If you chase your water with alcohol, that helps, right?
That's why we're all getting sick! The homeopathic drugs are less dilute than they used to be!
But seriously, you know, guys, this is the cause of all the breast and prostate cancer. The hormones, anyway.
Looks like grandma can stop fretting over which Medicare prescription drug plan to choose. Good ol' tap water is all the cure she needs.
"We recognize it is a growing concern and we're taking it very seriously," said Benjamin H. Grumbles, assistant administrator for water at the U.S. Environmental Protection Agency.
Raddest name for a bureaucrat ever.
Don't you all have filters on your faucets already to go with your stand mixers?
My Brita filter---which I changed just yesterday, so I read all of the packaging materials while I waited for the first pitcher to cycle---claims only to screen out lead, mercury, cadium, and copper.
Don't you all have filters on your faucets already to go with your stand mixers?
Even users of bottled water and home filtration systems don't necessarily avoid exposure. Bottlers, some of which simply repackage tap water, do not typically treat or test for pharmaceuticals, according to the industry's main trade group. The same goes for the makers of home filtration systems.
JP Stormcrow had the same thought that I did. Contamination surely isn't great, but I'm having a hard time getting worked up over parts per trillion, at least as a cause of anything.
Popular Science had a different take on this kind of research. Researchers can test the sewage of a location and see what kind of illegal drugs the population is using.
The article says that filters don't screen out pharmaceuticals. When I lived in Davis, I had a distiller once my car died, because the tap water is undrinkable. You can barely cook with it, because the apartment complexes treat it so heavily. They're supposed to keep the kitchen tap separate, but mine didn't.
I wonder whether distilling would get the pharmaceuticals out.
Once again, this is the hidden advantage of smoking tobacco. It relieves you of having to worry about relatively minor health threats like these.
"Trace amounts of pharmaceuticals in the drinking water? Pshaw, I huff hot, radioactive particulates that have been doused with pesticides, you big wuss."
10: Andrew Weil used to recommend reverse osmosis systems, and those do seem to work (according to the article), but they're expensive as hell and make a lot of wastewater.
If tap water contained enough to affect one, wouldn't one also produce false positives on a drug test? IANAmedical professional of any sort, but this job required a drug test and I (expectedly) came out clean as a whistle.

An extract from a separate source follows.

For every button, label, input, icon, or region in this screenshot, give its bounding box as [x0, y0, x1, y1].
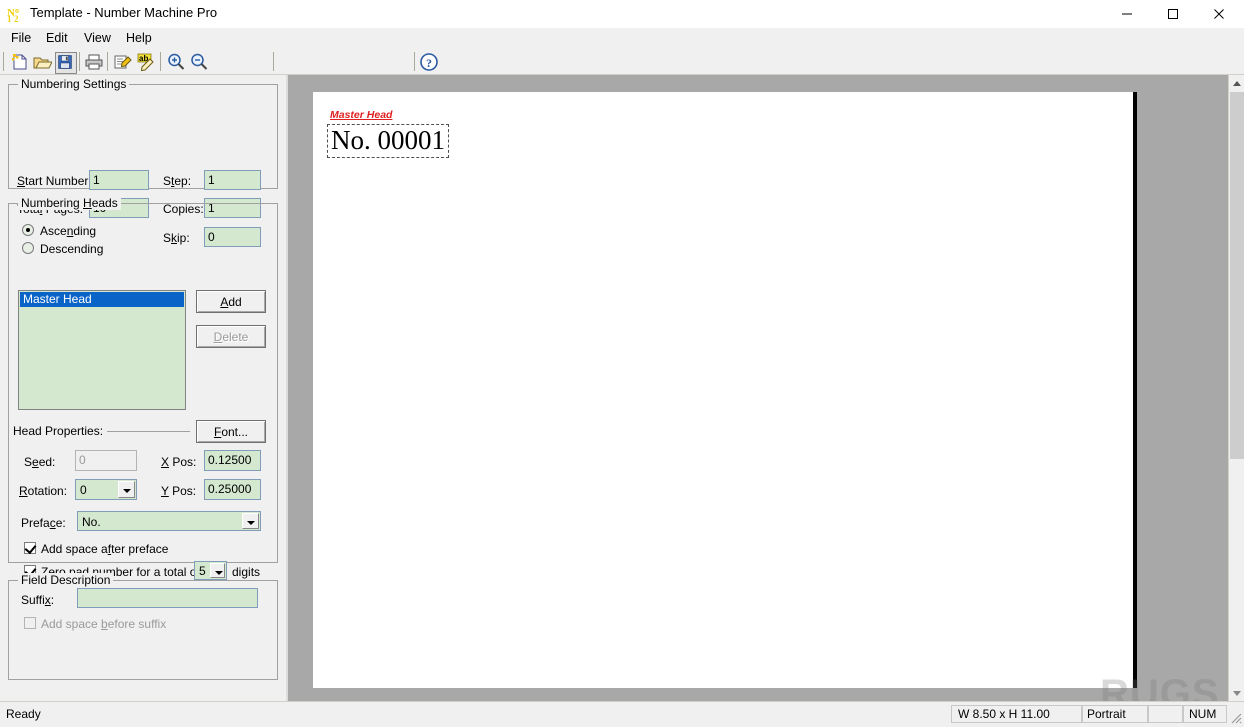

Thinking about the effects of hormones on the human body reminds me of this book, which is a great little read. Perfect for a weekend afternoon or three-hour plane ride. Very interesting, too.
wouldn't one also produce false positives on a drug test?
I don't think so. These are tiny amounts of drug; the problem is that no one really knows what effect prolonged repeated exposure has on us.
Never eat poppyseed bagels or muffins on the day of a drug test.
Of the 28 major metropolitan areas where tests were performed on drinking water supplies, only Albuquerque; Austin, Texas; and Virginia Beach, Va.; said tests were negative. The drinking water in Dallas has been tested, but officials are awaiting results. Arlington, Texas, acknowledged that traces of a pharmaceutical were detected in its drinking water but cited post-9/11 security concerns in refusing to identify the drug.If this excuse is legitimate, then it's really fucking scary. What do they have in the water that they don't want terrorists to know about? What byproduct of weapons manufacture or something gets into residential water supply in noticeable amounts, which that leads to the question of what byproducts get into the water that haven't been noticed yet?
More likely, of course, they're just using the phrase "post-9/11 security concerns" in the Republican sense of the phrase. "If you ask us questions about this, you support the terrorists."
Also, I found some of the results from specific locations funny. Anti-anxiety medications in the water in southern California. Caffeine in the water in suburban areas. "A sex hormone" in the water in San Francisco.
19: Cocaine in the UMC area in the Popular Science article.
21: The liquid analog of traces of cocaine on money.
Is this why the water in Austin tastes so bad? I need to find out what's in the water everywhere else so I can add it back in.